Kathy takes care of her 90-year-old mother, who has memory loss. She makes all her mother’s meals, helps her dress each morning, and manages her medication. After several incidents, Kathy realized her mother couldn’t be at home alone. One day, her mom wandered outside and got lost. Another time, she left a pot burning on the stove, ruining the pot and smoking up the entire house.
But caring for her mother 24/7 is exhausting. Kathy’s in-laws rent a lake house and invited her to join them for a week. It would be the perfect opportunity for Kathy to rest and unwind. But what about her mom?
What is Respite Care for Older Adults?
Kathy found respite care for her mother and booked a plane ticket. Respite care is short-term relief for caregivers. Professional caregivers support the older adult for hours, days, or even weeks to allow the primary caregiver a break.
Types Of Respite Services
There are different respite services to consider based on the older adult’s level of care and the duration needed. Respite care can be in-home service or in a senior community.
Most people find home health providers through a care agency. Homemakers or care professionals come in to assist with health care, daily activities or basic tasks like meal preparation.
Adult Day Care Centers
When caregivers need help during weekdays, adult day care lets seniors socialize and enjoy planned activities.
Some assisted living or memory care facilities allow older adults to move in temporarily for varied lengths of time. Older adults stay in private apartments and take advantage of the community’s support services and amenities. This allows caregivers to get away for a vacation.
Benefits of Respite Care
Often, caregivers feel guilty about taking time for themselves, but respite care benefits older adults.

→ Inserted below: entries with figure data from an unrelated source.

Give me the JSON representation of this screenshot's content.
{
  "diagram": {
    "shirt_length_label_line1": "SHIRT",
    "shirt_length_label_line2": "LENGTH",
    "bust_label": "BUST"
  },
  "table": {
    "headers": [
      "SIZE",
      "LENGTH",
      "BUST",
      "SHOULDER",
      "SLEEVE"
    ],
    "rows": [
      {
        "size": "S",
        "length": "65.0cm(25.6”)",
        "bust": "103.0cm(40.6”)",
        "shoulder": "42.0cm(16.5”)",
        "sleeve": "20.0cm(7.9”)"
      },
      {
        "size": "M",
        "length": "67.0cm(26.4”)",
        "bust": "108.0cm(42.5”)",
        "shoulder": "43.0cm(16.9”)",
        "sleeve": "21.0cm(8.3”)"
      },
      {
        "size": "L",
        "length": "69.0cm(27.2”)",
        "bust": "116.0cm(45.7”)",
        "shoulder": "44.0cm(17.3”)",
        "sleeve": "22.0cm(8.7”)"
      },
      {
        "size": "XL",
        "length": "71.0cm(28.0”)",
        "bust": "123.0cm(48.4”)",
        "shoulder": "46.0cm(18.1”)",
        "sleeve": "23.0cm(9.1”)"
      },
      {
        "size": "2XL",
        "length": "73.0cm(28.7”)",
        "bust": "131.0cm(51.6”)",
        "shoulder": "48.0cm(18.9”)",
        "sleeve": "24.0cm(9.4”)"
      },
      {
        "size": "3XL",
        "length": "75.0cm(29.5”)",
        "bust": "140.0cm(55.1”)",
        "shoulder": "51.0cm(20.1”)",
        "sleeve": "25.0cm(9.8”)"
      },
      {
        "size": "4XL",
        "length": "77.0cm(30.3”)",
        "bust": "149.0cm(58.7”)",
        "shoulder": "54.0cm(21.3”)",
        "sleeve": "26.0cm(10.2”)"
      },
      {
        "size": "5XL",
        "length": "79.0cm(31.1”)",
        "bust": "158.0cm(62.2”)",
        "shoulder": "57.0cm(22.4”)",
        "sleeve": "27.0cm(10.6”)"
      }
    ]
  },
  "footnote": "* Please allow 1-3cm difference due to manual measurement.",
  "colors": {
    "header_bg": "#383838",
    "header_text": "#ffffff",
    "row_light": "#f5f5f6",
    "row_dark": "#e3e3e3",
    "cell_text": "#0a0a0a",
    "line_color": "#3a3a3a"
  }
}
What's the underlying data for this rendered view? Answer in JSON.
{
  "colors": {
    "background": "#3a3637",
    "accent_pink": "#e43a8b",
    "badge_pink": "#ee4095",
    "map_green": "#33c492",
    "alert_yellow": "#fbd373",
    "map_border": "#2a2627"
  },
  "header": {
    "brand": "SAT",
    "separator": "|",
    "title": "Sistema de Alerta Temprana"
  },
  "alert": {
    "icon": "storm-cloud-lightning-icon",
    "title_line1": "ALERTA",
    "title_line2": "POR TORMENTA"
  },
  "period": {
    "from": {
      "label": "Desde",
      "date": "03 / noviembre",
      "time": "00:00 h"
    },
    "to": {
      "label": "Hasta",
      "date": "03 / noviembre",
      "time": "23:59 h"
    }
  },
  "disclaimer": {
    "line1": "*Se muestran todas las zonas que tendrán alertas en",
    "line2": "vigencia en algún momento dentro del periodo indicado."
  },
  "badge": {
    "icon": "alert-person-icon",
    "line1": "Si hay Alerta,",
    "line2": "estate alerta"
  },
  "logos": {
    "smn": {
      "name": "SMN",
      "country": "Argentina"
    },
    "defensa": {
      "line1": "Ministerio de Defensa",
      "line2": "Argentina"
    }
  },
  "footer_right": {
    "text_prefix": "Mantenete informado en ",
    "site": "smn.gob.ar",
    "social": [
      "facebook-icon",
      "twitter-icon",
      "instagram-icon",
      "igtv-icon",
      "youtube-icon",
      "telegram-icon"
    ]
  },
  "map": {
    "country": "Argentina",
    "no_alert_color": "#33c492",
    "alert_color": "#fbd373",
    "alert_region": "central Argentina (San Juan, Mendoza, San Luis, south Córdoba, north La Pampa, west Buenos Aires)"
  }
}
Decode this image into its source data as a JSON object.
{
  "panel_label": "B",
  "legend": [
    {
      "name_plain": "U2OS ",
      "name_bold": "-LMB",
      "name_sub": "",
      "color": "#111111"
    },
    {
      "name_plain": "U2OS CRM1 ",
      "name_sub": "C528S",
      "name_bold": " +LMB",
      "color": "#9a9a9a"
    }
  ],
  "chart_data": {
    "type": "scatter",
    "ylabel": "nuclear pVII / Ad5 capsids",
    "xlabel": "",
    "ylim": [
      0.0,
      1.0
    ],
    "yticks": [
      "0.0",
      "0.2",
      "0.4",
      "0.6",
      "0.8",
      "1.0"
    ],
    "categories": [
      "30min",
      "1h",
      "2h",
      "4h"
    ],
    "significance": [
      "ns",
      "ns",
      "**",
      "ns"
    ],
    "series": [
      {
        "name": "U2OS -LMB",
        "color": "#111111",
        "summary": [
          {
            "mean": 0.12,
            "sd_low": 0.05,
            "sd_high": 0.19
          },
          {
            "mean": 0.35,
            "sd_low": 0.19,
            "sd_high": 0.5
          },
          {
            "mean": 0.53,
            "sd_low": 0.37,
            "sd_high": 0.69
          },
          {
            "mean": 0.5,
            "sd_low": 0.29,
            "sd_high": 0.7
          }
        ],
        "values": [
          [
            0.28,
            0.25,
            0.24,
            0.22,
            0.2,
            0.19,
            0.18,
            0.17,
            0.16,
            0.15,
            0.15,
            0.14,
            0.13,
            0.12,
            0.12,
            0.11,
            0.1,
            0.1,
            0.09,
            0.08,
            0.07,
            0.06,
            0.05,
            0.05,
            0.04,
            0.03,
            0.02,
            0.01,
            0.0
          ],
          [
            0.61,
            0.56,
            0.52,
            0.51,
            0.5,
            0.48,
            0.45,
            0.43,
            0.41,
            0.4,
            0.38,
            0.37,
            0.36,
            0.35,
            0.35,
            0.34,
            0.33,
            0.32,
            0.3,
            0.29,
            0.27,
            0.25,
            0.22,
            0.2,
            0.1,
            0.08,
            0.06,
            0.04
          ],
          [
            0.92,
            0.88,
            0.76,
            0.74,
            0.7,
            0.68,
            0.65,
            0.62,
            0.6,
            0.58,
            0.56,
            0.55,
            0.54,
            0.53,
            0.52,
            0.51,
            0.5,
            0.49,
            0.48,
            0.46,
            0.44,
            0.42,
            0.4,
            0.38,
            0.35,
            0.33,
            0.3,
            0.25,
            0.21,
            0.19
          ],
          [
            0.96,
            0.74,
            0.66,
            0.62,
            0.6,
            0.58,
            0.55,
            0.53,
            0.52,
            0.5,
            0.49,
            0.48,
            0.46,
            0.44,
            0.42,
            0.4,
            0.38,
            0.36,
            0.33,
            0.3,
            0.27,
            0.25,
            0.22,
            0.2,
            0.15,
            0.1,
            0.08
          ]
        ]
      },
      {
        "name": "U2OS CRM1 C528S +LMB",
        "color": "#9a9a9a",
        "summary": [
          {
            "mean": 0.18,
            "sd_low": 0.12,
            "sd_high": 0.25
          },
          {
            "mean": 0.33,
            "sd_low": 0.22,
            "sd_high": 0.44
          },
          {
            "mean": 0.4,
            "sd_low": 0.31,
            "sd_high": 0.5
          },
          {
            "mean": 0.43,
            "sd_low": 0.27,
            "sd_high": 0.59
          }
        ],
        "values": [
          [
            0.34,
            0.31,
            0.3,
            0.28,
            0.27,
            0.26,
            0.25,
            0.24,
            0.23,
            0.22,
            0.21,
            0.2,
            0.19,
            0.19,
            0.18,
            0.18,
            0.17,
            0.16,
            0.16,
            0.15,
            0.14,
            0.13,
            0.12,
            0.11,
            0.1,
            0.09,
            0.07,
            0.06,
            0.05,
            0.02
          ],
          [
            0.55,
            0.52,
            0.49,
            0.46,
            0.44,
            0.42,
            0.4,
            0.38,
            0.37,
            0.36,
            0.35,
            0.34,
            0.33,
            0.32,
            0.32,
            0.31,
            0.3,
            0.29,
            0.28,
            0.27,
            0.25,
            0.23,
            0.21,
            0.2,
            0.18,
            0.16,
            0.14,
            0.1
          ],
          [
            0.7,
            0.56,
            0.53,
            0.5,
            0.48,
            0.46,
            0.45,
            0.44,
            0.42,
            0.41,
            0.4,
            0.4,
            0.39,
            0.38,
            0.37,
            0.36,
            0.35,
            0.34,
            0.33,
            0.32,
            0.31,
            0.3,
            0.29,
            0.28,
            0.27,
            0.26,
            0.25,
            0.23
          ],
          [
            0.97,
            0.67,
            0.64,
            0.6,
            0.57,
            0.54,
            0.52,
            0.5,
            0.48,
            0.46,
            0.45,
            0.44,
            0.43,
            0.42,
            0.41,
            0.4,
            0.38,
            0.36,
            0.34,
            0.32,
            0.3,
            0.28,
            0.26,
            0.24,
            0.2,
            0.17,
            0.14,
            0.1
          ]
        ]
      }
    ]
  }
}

Seniors who spend all their time at home may enjoy meeting new friends. Care communities typically offer activities like art classes, music, games, exercise classes, and gardening. Guests enjoy meals with others in a restaurant-style dining room. They also get to “test drive” a senior community to see if it is a good fit.
For caregivers, respite care is a chance to refresh and recharge. They can get away and have peace of mind knowing professionals are assisting their loved ones. Using respite care provides a vacation from caregiving, time to socialize with friends and family, or the chance to do nothing.
Occasional breaks can help prevent burnout, a common problem for caregivers. Having professional insight regarding your loved one’s care and routines is also beneficial. The interim care professionals may have tips on handling caregiving tasks.
Finding Respite Care
Use resources like the ARCH National Respite Network to find respite care providers in your area. To help seniors with memory loss, the Alzheimer’s Association has resources to help you assess your care needs. It also has a directory of providers and a checklist to use in screening care facilities.
When you visit a residential community, note the following:
- Do you feel welcome? Are staff members friendly?
- Are residents in good spirits and friendly with each other?
- Is the facility clean and pleasantly decorated?
- What kinds of activities do they offer to residents?
- Do caregivers help with activities of daily living, like medication management, dressing, and bathing?
- Look at a typical apartment and look for safety features like grab bars in the bathroom.
When touring an adult day care center, pay attention to:
- Is the staff friendly?
- Are interactions between the staff and participants cheerful?
- Did they describe the activities and services offered?
- Is the center wheelchair accessible?
- Is the facility clean and odor-free?
Paying for Respite Care
Most health insurance doesn’t cover respite care. But Medicare covers up to five days of respite care for a person in hospice.
If your loved one has long-term care insurance, it typically covers respite care and ongoing use of adult day care, assisted living, or skilled nursing up to the policy limits. But they can’t buy one now if they don’t have a policy. You won’t qualify for long-term care insurance if you are disabled or diagnosed with memory loss. See this guide from the National Institute on Aging for more information on resources to cover respite care.
Respite Care for Older Adults
Caring for an older family member is a demanding job that can lead to burnout. If you’re a caregiver, protect your physical and emotional health by taking breaks whenever possible and using respite care to look after your loved one. Depending on their health condition, they may enjoy socializing and extra activities. Meanwhile, you can rest, recover and enjoy some quiet time.